24 Maar wanneer een rechtvaardige zich afkeert van zijn rechtvaardige wandel en onrecht doet, naar al de gruwelen handelt, die de goddeloze bedrijft – zal hij dan leven? Met geen van zijn rechtvaardige daden zal rekening gehouden worden. Om de ontrouw die hij gepleegd, en om de zonde die hij bedreven heeft, daarom zal hij sterven.
25 Maar gij zegt: De weg des Heren is niet recht. Hoort toch, huis Israëls, is mijn weg niet recht? Zijn niet veeleer uw wegen niet recht?
26 Wanneer een rechtvaardige zich afkeert van zijn rechtvaardige wandel en onrecht doet en daarom sterft, dan sterft hij om het onrecht dat hij gedaan heeft.

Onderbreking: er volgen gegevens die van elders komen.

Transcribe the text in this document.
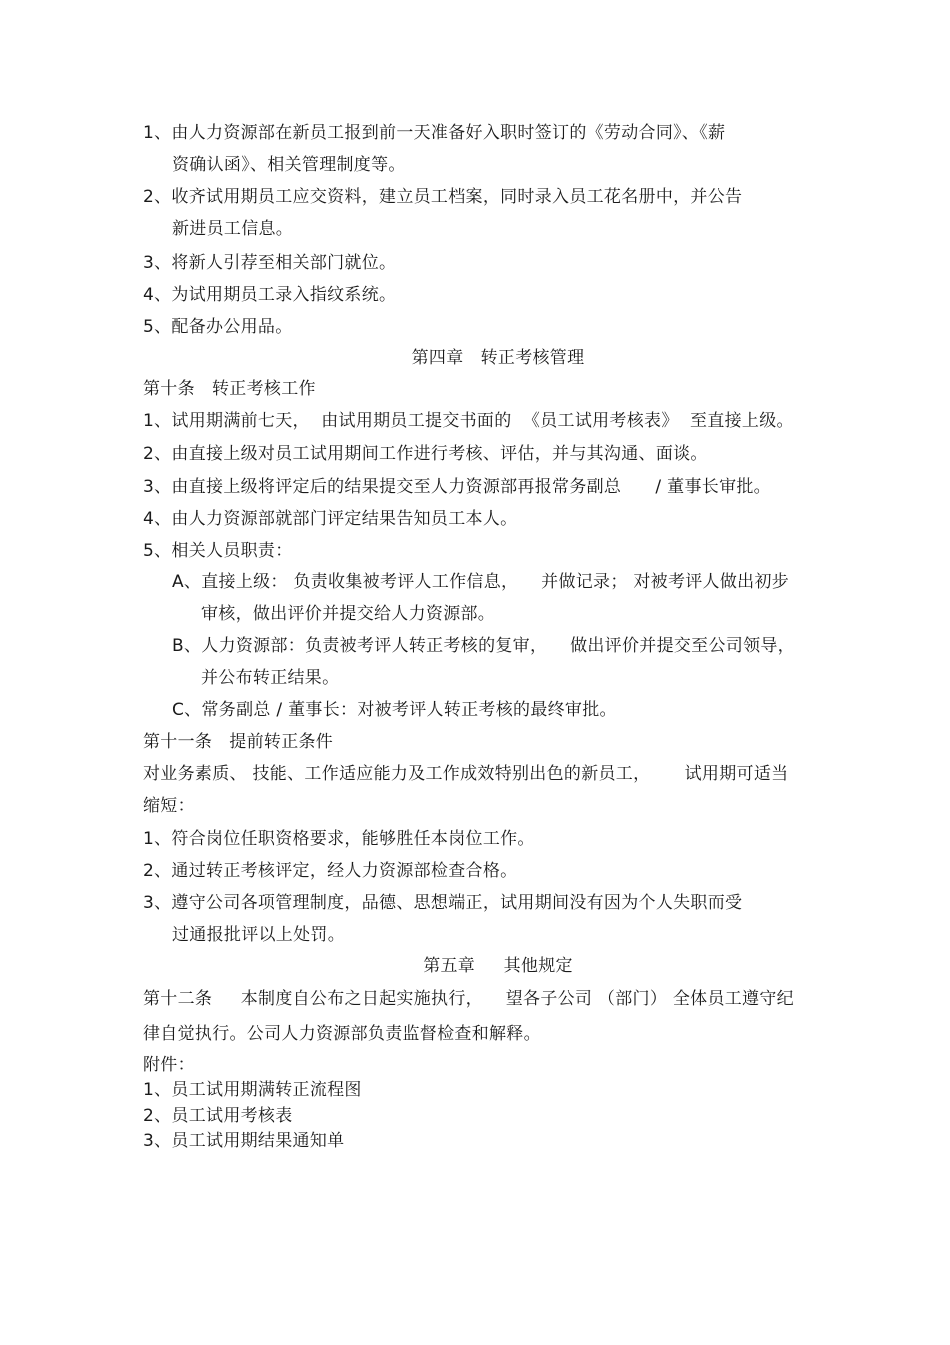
1、由人力资源部在新员工报到前一天准备好入职时签订的《劳动合同》、《薪
资确认函》、相关管理制度等。
2、收齐试用期员工应交资料，建立员工档案，同时录入员工花名册中，并公告
新进员工信息。
3、将新人引荐至相关部门就位。
4、为试用期员工录入指纹系统。
5、配备办公用品。
第四章   转正考核管理
第十条   转正考核工作
1、试用期满前七天，  由试用期员工提交书面的  《员工试用考核表》  至直接上级。
2、由直接上级对员工试用期间工作进行考核、评估，并与其沟通、面谈。
3、由直接上级将评定后的结果提交至人力资源部再报常务副总      / 董事长审批。
4、由人力资源部就部门评定结果告知员工本人。
5、相关人员职责：
A、直接上级： 负责收集被考评人工作信息，    并做记录； 对被考评人做出初步
审核，做出评价并提交给人力资源部。
B、人力资源部：负责被考评人转正考核的复审，    做出评价并提交至公司领导，
并公布转正结果。
C、常务副总 / 董事长：对被考评人转正考核的最终审批。
第十一条   提前转正条件
对业务素质、 技能、工作适应能力及工作成效特别出色的新员工，      试用期可适当
缩短：
1、符合岗位任职资格要求，能够胜任本岗位工作。
2、通过转正考核评定，经人力资源部检查合格。
3、遵守公司各项管理制度，品德、思想端正，试用期间没有因为个人失职而受
过通报批评以上处罚。
第五章     其他规定
第十二条     本制度自公布之日起实施执行，    望各子公司 （部门） 全体员工遵守纪
律自觉执行。公司人力资源部负责监督检查和解释。
附件：
1、员工试用期满转正流程图
2、员工试用考核表
3、员工试用期结果通知单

27 Maar als een goddeloze zich bekeert van zijn goddeloze daden, en naar recht en gerechtigheid handelt, dan zal hij het leven behouden.
28 Immers, hij is tot inzicht gekomen en heeft zich bekeerd van alle overtredingen die hij begaan heeft. Hij zal voorzeker leven; hij zal niet sterven.
29 Maar het huis Israëls zegt: De weg des Heren is niet recht. Zijn mijn wegen niet recht, huis Israëls? Zijn niet veeleer uw wegen niet recht?